FRANKFORT, Ky. (AP) — Three youths attacked workers at a juvenile detention center in Bowling Green in the latest violent outburst reported in the troubled system being overhauled by Kentucky’s governor, the state said Tuesday.
The three juveniles kicked and punched staff during the “orchestrated” attack Monday night at the Warren Regional Juvenile Detention Center, state officials said.
One worker underwent “medical evaluation” for non-life-threatening injuries, while the youths did not sustain injuries, the Kentucky Justice and Public Safety Cabinet said in a news release. The attack was quelled by juvenile justice personnel without outside police intervention.
The facility in south-central Kentucky is among three high-security detention centers statewide that house male juveniles 14 years old or older who have been charged with a violent or serious offense. Bowling Green is about 123 miles (198 kilometers) southwest of Louisville.
One of the juveniles involved in the Monday night attack was being held in the detention center on a murder charge, while the other two were facing first-degree robbery charges, the state said.
The Monday attack occurred after all youth in the facility were ordered to return to their rooms for the night, the state said in its release. Three youths refused to cooperate and attacked the youth worker in the living unit. Two other staff members, including the facility’s superintendent, reported to the unit to assist. After being told to return to their rooms, the youths attacked the staff, kicking and punching them in the head, face and back.
The facility’s control room radioed for all remaining staff on duty to report to the unit. Workers restrained the youths and secured them in their rooms, the state said.
The state-run juvenile detention system has been beset by violence, spurring a series of actions by Gov. Andy Beshear’s administration to try to shore up safety and overcome staffing shortages.
Last year, a riot broke out at another Kentucky detention center, leaving several young people and staff wounded. Order was restored after state police troopers and other law enforcement officers entered the facility.
At another juvenile detention center, a riot broke out when some youths choked and attacked staff with a broom, the Lexington Herald-Leader reported.
The governor last week announced an increase in starting pay for detention center staff.
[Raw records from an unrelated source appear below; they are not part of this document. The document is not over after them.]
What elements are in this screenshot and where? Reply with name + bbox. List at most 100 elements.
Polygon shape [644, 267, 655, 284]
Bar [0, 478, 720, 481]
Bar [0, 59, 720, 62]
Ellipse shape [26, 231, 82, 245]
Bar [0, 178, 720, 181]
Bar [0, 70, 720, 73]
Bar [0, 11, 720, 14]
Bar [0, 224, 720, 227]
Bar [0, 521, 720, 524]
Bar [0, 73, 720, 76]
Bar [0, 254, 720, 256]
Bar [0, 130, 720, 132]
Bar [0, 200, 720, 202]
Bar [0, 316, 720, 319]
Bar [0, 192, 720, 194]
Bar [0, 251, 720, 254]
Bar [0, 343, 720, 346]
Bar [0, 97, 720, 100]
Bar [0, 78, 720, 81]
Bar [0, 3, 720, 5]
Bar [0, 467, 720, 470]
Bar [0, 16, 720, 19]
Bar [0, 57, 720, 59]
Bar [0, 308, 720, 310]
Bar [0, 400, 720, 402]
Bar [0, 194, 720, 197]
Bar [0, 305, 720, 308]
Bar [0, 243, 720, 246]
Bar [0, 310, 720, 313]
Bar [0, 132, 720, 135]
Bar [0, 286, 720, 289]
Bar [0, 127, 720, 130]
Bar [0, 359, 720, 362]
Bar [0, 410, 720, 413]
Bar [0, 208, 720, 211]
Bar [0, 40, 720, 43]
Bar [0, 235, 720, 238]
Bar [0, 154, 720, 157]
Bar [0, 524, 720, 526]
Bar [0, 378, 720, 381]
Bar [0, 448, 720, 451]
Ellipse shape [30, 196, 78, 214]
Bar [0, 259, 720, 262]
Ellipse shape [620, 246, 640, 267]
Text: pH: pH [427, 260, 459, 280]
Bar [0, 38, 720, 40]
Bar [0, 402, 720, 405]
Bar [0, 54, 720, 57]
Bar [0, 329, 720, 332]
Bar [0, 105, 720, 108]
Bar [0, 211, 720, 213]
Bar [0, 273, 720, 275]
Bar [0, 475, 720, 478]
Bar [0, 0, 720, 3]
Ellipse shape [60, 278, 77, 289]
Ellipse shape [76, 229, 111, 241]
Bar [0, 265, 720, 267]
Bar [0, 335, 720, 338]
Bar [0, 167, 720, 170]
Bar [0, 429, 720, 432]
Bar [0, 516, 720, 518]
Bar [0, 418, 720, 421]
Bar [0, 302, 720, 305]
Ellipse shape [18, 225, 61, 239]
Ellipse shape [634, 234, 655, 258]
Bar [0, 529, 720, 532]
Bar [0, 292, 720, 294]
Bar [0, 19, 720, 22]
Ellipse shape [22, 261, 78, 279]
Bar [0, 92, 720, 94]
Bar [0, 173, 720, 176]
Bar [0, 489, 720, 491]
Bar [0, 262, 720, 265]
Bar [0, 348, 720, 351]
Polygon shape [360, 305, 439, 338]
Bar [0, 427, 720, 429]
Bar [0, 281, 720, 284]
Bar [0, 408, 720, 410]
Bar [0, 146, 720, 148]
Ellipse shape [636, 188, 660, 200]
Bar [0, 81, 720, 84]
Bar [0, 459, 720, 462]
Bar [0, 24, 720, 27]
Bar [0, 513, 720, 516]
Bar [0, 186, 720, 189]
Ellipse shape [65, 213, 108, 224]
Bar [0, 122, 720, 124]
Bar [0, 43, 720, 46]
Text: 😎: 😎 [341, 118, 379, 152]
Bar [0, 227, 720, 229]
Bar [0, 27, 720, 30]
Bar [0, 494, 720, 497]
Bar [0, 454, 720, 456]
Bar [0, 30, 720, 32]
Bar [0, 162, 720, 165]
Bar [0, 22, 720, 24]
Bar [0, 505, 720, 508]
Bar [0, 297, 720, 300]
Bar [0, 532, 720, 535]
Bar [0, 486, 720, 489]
In a big policy change, he also said that “defensive equipment” — pepper spray and tasers — will be provided for detention center workers once they undergo training, so they can defend themselves and others if attacked.
The state’s juvenile justice department hired a director of security and will add a compliance division to ensure best practices are followed systemwide, Beshear said.
The state is purchasing the non-lethal defensive equipment that includes pepper spray and tasers, but the equipment has not yet arrived, the state said Tuesday.
Last year, the Democratic governor announced that male juveniles will be assigned to facilities based on the severity of their offenses.
Beshear’s previous actions also included opening the state’s first female-only juvenile detention center.
The governor has said the changes reflect a sobering new reality: the male population held in the juvenile detention system has become “significantly more violent.”